While there are several studies showing that antagonism-related traits are linked to increased cardiovascular events, there’s little evidence concerning the intermediate steps, or ‘markers’. The measurement of carotid artery intima-media thickening by ultrasound is such a marker, being an expression of arterial thickening due to atherosclerosis, the degenerative arterial disease largely responsible for heart attacks and strokes.
Data for the study came from 5,600 people living in 4 villages in Sardinia, Italy; they were taking part in the SardiNIA Study of Aging, which is supported by the US National Institute of Aging (NIA). Their average age was 42 (ranging from 14 to 94), and 58% were women. A standard personality test was administered that included a measure of agreeableness, which trust, straightforwardness, altruism, compliance, modesty, and tender mindedness. Arterial thickening was measured by ultrasound of the carotid artery. The subjects also had screening tests for other cardiovascular risk factors, such as high blood pressure, high cholesterol, triglycerides, and fasting glucose levels.
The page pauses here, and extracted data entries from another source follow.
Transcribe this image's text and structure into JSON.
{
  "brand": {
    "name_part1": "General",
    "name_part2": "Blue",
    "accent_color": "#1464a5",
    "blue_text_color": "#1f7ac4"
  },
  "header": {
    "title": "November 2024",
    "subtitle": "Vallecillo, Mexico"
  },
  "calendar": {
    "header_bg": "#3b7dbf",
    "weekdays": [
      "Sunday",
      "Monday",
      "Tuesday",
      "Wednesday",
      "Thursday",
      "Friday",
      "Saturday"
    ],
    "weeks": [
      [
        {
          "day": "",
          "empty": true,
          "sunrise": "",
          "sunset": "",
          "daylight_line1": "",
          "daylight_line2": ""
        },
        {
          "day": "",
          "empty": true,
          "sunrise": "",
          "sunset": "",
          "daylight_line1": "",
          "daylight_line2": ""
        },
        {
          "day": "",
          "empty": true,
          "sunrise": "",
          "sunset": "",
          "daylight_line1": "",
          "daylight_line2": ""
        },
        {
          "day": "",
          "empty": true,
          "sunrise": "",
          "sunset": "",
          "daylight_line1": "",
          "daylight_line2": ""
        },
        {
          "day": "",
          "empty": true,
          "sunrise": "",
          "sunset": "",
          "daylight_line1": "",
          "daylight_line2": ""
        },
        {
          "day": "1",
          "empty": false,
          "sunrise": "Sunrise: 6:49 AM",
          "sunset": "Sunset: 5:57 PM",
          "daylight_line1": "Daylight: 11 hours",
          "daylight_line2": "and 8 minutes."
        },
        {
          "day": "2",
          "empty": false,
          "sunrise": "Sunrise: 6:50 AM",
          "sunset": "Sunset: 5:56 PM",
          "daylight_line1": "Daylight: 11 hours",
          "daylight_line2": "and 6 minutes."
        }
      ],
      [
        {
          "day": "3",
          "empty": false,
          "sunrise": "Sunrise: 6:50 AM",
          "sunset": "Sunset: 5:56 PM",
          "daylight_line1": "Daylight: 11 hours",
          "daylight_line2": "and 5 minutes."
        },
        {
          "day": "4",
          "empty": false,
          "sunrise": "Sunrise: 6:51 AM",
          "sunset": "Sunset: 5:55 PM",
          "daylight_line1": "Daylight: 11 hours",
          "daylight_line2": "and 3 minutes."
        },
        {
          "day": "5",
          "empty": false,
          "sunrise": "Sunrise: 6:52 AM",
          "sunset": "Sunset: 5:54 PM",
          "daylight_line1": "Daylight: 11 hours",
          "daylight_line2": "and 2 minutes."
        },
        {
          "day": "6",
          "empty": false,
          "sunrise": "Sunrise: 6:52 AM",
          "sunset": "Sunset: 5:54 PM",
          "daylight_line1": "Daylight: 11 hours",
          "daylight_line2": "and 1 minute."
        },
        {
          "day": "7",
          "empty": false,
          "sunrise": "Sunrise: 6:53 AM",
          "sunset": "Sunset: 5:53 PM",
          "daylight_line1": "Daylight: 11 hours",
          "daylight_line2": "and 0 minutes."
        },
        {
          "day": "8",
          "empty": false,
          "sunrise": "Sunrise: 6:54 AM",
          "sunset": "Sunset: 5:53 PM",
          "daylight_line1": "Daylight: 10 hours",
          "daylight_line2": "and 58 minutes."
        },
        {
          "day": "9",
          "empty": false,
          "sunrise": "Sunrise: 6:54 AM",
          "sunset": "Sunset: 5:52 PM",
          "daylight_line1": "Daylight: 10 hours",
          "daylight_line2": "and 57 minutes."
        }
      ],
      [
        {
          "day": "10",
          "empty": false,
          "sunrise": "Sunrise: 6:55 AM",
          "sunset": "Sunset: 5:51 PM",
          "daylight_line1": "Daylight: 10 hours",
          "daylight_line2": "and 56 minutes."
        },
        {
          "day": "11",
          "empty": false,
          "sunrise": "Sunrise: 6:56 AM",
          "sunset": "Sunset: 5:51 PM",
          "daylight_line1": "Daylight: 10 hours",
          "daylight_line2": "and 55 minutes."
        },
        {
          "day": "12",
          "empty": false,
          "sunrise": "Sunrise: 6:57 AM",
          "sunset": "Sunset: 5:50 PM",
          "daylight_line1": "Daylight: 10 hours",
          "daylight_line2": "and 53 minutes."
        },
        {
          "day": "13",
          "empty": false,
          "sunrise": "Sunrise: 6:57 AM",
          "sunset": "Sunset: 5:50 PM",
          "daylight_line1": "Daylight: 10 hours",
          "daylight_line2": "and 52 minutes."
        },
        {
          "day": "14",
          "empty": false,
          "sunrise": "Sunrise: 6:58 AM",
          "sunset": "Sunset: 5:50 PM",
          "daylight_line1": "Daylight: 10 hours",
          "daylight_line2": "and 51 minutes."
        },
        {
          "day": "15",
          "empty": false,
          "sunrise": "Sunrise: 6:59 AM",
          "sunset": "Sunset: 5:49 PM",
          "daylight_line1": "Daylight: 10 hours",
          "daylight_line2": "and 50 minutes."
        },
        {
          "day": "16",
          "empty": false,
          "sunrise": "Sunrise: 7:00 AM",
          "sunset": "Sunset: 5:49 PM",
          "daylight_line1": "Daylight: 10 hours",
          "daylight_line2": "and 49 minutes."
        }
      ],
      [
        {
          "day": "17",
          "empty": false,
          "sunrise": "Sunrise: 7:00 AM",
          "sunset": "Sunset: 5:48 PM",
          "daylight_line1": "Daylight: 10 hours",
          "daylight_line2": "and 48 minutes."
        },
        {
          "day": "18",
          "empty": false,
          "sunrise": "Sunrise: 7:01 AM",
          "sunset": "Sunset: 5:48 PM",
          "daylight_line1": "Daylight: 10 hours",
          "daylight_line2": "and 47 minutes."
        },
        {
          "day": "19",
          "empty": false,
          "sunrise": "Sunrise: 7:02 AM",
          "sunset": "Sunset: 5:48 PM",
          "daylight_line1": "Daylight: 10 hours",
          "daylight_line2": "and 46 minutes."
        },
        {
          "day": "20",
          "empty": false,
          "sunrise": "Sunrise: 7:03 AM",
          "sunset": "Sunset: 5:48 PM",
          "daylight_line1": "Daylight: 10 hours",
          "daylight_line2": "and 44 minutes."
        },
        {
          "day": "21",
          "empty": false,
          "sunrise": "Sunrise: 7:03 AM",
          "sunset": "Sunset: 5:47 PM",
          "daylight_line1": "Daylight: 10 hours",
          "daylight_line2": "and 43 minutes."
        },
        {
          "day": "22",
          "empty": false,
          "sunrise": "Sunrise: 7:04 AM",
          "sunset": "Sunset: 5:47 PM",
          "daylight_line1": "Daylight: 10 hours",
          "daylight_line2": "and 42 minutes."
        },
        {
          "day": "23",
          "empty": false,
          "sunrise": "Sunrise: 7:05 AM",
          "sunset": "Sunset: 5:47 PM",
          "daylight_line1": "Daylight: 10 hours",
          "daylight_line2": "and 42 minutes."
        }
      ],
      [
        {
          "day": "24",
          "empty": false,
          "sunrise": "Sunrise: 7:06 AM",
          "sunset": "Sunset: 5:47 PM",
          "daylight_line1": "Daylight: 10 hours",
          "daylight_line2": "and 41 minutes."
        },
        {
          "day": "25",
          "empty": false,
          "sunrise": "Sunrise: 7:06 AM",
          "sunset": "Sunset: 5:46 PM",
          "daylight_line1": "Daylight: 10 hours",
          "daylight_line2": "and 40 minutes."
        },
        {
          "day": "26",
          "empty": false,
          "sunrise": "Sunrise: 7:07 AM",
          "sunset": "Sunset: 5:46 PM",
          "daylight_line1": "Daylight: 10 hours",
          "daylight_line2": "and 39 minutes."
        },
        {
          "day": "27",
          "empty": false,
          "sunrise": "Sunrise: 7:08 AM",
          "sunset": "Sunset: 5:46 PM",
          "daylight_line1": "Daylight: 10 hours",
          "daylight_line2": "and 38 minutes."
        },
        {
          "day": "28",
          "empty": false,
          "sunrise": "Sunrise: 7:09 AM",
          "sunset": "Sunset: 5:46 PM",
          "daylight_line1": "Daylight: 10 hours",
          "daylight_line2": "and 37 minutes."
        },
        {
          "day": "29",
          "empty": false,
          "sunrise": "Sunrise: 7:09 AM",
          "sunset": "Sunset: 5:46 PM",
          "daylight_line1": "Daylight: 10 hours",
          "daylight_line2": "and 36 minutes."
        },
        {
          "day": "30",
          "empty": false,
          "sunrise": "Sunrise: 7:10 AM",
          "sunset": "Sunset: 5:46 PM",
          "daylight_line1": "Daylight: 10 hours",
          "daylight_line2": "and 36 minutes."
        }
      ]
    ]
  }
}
Those participants who scored low on agreeableness, particularly on the scales for straightforwardness and compliance, had thicker artery walls, both at the start and the end of the 3-year study, and also increased their thickness more during the study than the other subjects. Overall, men had thicker artery walls than women, but women with antagonistic traits had similar carotid thickening as antagonistic men. The researchers conclude that antagonistic individuals, especially those who were manipulative and aggressive, had greater increases in arterial thickening. They believe their findings can probably be generalized from people living in small Italian villages to us all, regardless of where we live.